Again the air inside the SUV bears the strong reek of aftershave. The air conditioning blows frozen air at my feet just like last time. AK isn’t holding me by the hand, but this time he’s placed his forearm along the back of my seat so that it runs behind my head. It’s an unpleasant feeling, as though at any moment his fist might strike my neck like a snake, grab it, bite and squeeze. Lizard Man is driving. The nocturnal streets and roads are empty, and he’s not sticking to the speed limit as scrupulously as before.

One thing is clear: Lizard Man and AK are devoting a lot of their waking hours to me, which leads me to think that either they consider me a priority or they simply don’t have anywhere else to go. I’m not about to debate this aloud. Right now, there are more urgent matters to deal with.

‘If this is about getting the bank started…’

‘It isn’t,’ Lizard Man replies.

‘Then can I ask what this is about?’

‘Any guesses?’

‘I don’t like guessing things,’ I say. ‘Especially not in situations like this where I don’t have the faintest idea how many variables my guess would be based on.’

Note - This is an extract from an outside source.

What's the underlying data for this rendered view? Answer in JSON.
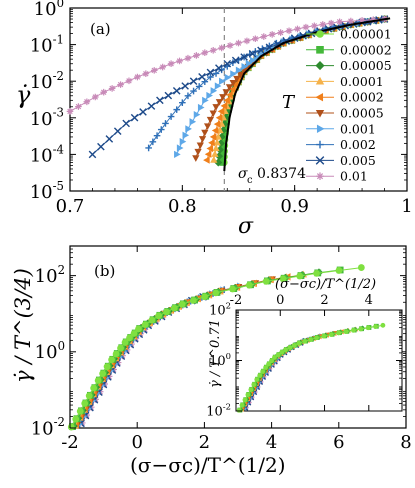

Lizard Man shakes his head. I can see his eyes in the mirror. He is smiling. The smile is anything but friendly. He remains silent. I think of the two previous occasions on which I’ve found myself sitting in this SUV. First the trip to the shores of the lake, then to the barn. I don’t have pleasant memories of either excursion. Soon we will be somewhere in the back of beyond in Vantaa, I don’t know where.

The houses disappear behind us, those up ahead are industrial buildings. It’s almost midnight, so most of them are dark. First we pass a couple of larger buildings bearing neon logos of companies that I recognise from vacuum cleaners, drinks bottles and running shoes. After that the names become more descriptive. The dominant format seems to be surname plus some defining feature: tyres, machinery, painting and decorating. Beyond that the names disappear altogether. Now there are just unmarked buildings: some completely dark, some lit in a dim, yellow night-time glow. Eventually we slow down, drive in through a gate in a wire fence and stop at the end of a long row of cars. The motor is switched off. AK walks round the car and opens the door for me.